We are beginning siman 6, where the Chayei Adam will introduce a caveat to the concept of psik reisha. We know that a davar she’eino miskavein is muttar, but a psik reisha makes it assur and chayav. In this siman, the Chayei Adam further clarifies that the chiyuv is only if a person wants the outcome of the psik reisha. For example, if a person is washing their hands in their garden, even though their intent is not to water the ground, the result (that the ground gets watered) is beneficial to him. On the other hand, if the action takes place in someone else’s field, the person is not necessarily against the benefit, but is ambivalent about it. This is known as a psik reisha d’lo nicha lei. The consensus of most poskim is that a psik reisha d’lo nicha lei is still assur miderabanan, but the Aruch holds the person’s ambivalence moves the action from being a psik reisha back to being a davar she’eino miskavein, and therefore it is muttar. The other poskim who disagree will concede to the Aruch that the person’s ambivalence downgrades the action from being assur mideoraysa to patur but assur (ie, assur miderabanan). The Aruch was a 10th century talmid chochom in Rome who wrote a dictionary on many words in Shas. In his entries, in addition to translating the word, he often explains the Gemara from which the word or concept stems. The Aruch discusses psik reisha in two places. In both places, he explains that psik reisha only applies when a person is interested in the result. If a person does not care about the result, or specifically does not want the result, the halacha of psik reisha does not apply and it will be a davar she’eino miskavein and muttar. The poskim who disagree and hold it is still assur miderabanan have multiple Gemaras which imply that a psik reisha is still assur even when lo nicha lei. Regarding psak halacha, the Shulchan Aruch brings down the opinion of the Aruch as a second opinion, but it seems that the primary opinion is in accordance with the other poskim, that psik reisha d’lo nicha lei is not muttar. In the upcoming shiur, we will clarify whether there is a difference between a melacha deoraysa versus a melacha derabanan and whether we would differentiate between them.
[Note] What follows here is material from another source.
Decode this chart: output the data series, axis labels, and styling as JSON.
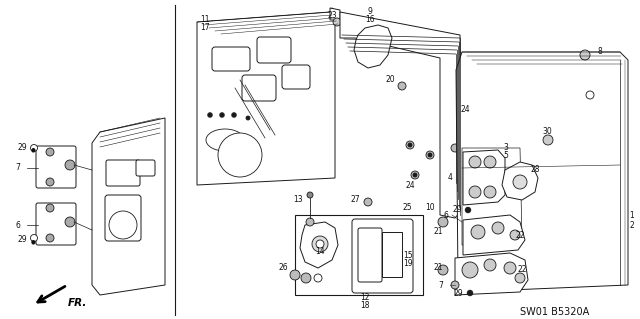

Summary
- Davar she’eino miskavein is the general Torah concept of performing one action with an unintended aveirah which may occur in addition. We pasken in accordance with Rav Shimon, that it is muttar
- However, if it is inevitable that the unintended aveirah will occur, it is called a psik reisha that the unintended action will occur, and one becomes chayav mideoraysa for causing that unintended assur action to occur.
- If it is karov l’psik reisha, many consider it a psik reisha; however, Rabbi Reingold’s mesorah is not to treat it as psik reisha but rather as a davar she’eino miskavein.
- A safeik l’she’avar is treated like a psik reisha when the safeik is a safeik deoraysa. When the safeik is a safeik derabanan, some are meikil to treat it like a davar she’eino miskavein
- If the psik reisha is lo nicha lei, we still pasken it is assur miderabanan, although the Aruch holds it is becomes muttar.